Every nurse or midwife is supposed to have certain personal and interpersonal attributes that help them cope during in their work. Most of these attributes should involve skills like sympathy, accountability, critical thinking, innovative skills and ability to solve problems among others (Casey et al, 2017). The nurse in case study failed to reflect on her actions or even sympathize with the patient which led to her failure to act effectively.
From the case study, I have learnt that it is important for a nurse or midwife to be well prepared about the profession and the responsibility that is to be installed on his/her shoulders. The nurses are the ones entirely responsible for taking care of the hospital patients after they are treated by the doctors. This means that they are the people to determine whether the patient’s condition improves or not (Vogt, 2015).
The care aspect of my choice is to conduct patient observations and check-ups. I will be able to evaluate and understand a patient’s progress and condition with every observation. In this aspect, I will be able to interact with the patients professionally by making small talks. Through this, I will be able to achieve other aspects like engagement and therapeutic relationships with patient’s, come up with a plan to help improve the patient’s condition as well as record the patient’s results and document them. Generally, I can say this is the best care practice option because it will help me achieve most of the other care activities of a nurse.
In the case study, the nurse failed to implement her skills and knowledge effectively and efficiently, i.e. she failed to carry out most of the crucial activities of a nurse on duty. The nurse did not observe patient A as she should, failed to record and document the results from the one observation made and failed to inform the doctor about the patient’s condition. This indicates that there was malpractice which led to the patient’s death. Such incidences may also lead to court or legal conditions to be followed which may lead to jail sentence. Therefore, it is clear that every nurse or midwife should follow and adhere to the standards set by their organizations from them to be successful in their profession.
Benton, D. C., González, Jurado, M. A., & Beneit, Montesinos, J. V. (2013). A structured policy review of the principles of professional self-regulation. International nursing review, 60(1), 13-22.
Casey, M., Cooney, A., O'Connell, R., Hegarty, J. M., Brady, A. M., O'Reilly, P., ... & O'Connor, L. (2017). Nurses', midwives' and key stakeholders' experiences and perceptions on requirements to demonstrate the maintenance of professional competence. Journal of advanced nursing, 73(3), 653-664
Cashin, A., Buckley, T., Donoghue, J., Heartfield, M., Bryce, J., Cox, D., ... & Dunn, S. V. (2015). Development of the nurse practitioner standards for practice Australia. Policy, Politics, & Nursing Practice, 16(1-2), 27-37.
Cashin, A., Heartfield, M., Bryce, J., Devey, L., Buckley, T., Cox, D., ... & Fisher, M. (2017). Standards for practice for registered nurses in Australia. Collegian, 24(3), 255-266.

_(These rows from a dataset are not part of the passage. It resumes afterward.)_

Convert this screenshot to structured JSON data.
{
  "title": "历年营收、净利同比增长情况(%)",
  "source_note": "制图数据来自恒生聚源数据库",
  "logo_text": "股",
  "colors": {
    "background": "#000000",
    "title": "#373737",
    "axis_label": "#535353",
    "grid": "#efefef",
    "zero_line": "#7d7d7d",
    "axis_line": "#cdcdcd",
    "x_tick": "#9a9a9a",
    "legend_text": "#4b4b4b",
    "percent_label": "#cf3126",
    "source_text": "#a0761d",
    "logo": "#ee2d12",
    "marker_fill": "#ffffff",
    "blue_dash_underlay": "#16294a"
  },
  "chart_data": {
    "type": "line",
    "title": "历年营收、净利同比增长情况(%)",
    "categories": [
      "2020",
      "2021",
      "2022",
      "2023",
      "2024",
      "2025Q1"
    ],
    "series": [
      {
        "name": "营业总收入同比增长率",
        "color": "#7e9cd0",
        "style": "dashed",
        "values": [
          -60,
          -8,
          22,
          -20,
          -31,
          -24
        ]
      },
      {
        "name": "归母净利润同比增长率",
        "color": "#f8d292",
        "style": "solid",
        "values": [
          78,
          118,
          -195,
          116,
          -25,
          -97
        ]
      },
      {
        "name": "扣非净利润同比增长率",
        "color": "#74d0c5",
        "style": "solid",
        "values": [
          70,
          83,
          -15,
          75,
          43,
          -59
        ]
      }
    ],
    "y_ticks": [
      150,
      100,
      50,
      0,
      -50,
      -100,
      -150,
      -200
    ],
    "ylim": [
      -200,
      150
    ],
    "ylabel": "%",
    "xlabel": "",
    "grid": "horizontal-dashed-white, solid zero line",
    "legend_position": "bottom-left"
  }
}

Fisher, M. (2017). Professional standards for nursing practice: How do they shape contemporary rehabilitation nursing practice? Journal of the Australasian Rehabilitation Nurses Association, 20(1), 4.

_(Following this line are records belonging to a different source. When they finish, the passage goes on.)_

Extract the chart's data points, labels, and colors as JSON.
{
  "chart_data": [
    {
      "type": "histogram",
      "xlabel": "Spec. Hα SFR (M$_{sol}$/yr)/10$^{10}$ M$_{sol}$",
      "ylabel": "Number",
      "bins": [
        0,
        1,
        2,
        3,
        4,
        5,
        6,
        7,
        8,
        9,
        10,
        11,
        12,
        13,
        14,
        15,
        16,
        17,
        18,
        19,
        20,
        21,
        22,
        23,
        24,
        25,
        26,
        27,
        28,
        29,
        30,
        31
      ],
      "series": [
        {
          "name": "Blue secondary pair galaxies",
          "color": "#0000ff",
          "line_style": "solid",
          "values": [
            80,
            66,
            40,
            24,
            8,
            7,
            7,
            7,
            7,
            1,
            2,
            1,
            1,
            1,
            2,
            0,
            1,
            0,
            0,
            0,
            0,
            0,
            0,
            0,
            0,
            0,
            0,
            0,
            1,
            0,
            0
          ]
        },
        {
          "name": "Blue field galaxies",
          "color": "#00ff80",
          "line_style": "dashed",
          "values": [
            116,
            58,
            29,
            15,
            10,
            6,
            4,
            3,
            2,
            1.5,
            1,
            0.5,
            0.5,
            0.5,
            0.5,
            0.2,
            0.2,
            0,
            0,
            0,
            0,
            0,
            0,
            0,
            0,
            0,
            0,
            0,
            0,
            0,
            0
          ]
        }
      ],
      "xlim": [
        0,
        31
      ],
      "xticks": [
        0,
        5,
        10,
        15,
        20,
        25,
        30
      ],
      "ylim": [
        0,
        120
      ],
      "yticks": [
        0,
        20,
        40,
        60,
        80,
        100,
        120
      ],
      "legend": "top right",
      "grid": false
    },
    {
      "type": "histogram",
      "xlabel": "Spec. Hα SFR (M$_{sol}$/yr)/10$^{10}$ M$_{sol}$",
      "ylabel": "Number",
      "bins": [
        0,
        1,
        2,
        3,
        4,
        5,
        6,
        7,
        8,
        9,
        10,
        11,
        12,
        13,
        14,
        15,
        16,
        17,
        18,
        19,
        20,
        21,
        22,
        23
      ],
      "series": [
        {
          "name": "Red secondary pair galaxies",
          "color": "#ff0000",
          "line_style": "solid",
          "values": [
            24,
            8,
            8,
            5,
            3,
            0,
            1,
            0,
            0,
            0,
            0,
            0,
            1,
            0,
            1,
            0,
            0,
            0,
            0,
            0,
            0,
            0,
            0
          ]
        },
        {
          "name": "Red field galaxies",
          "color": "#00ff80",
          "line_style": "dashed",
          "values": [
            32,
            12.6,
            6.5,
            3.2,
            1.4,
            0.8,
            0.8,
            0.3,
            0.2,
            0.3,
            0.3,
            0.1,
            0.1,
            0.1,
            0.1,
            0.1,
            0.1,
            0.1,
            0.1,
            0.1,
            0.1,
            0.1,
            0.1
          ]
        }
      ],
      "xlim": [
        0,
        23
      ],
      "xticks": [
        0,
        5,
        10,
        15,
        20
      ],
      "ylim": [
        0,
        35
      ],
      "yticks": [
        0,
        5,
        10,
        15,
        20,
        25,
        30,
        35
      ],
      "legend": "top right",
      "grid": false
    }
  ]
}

Foley, M., & Christensen, M. (2016). Negligence and the Duty of Care: A Case Study Discussion. Singapore Nursing Journal, 43(1).

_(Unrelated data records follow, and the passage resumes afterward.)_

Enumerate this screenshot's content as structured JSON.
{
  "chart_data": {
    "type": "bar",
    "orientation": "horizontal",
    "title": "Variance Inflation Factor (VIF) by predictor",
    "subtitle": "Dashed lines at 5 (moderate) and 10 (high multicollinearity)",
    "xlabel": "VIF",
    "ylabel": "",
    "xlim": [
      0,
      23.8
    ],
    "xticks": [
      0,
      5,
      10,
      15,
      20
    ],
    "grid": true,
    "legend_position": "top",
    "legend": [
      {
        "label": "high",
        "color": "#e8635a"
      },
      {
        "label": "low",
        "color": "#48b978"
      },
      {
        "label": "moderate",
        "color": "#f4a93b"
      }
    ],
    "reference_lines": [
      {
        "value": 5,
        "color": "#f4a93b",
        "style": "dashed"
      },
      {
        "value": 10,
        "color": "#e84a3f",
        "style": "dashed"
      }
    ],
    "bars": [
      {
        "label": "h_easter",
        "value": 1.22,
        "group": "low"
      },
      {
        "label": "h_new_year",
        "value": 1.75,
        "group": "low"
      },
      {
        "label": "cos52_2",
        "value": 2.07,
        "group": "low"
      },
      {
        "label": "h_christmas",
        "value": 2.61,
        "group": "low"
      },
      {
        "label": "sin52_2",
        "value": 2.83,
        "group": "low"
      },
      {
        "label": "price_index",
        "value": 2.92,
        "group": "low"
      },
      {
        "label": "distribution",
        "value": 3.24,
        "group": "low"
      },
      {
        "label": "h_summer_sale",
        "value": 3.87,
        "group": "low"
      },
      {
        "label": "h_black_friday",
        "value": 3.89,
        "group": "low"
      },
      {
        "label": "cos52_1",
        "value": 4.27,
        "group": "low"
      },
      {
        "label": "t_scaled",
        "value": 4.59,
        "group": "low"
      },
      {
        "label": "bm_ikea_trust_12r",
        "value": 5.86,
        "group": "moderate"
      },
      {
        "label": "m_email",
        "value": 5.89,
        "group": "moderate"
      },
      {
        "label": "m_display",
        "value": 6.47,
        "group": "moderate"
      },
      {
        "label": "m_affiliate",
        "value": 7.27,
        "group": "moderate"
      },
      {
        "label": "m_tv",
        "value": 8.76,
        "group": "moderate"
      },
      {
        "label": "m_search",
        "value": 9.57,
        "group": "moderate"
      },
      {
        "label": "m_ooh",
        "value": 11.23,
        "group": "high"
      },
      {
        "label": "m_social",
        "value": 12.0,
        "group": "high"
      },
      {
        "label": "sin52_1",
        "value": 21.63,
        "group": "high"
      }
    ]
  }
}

Kingwell, E. L., Butt, J., & Leslie, G. (2017). Maternity high-dependency care and the Australian midwife: A review of the literature. Women and Birth, 30(2), e73-e77.
Ross, K., Barr, J., & Stevens, J. (2013). Mandatory continuing professional development requirements: what does this mean for Australian nurses. BMC nursing, 12(1), 9.
Scanlon, A., Cashin, A., Bryce, J., Kelly, J. G., & Buckely, T. (2016). The complexities of defining nurse practitioner scope of practice in the Australian context. Collegian, 23(1), 129-142.
Vogt, T. (2015). Life after graduation–Professional issues and registration 101. Women and Birth, 28, S6.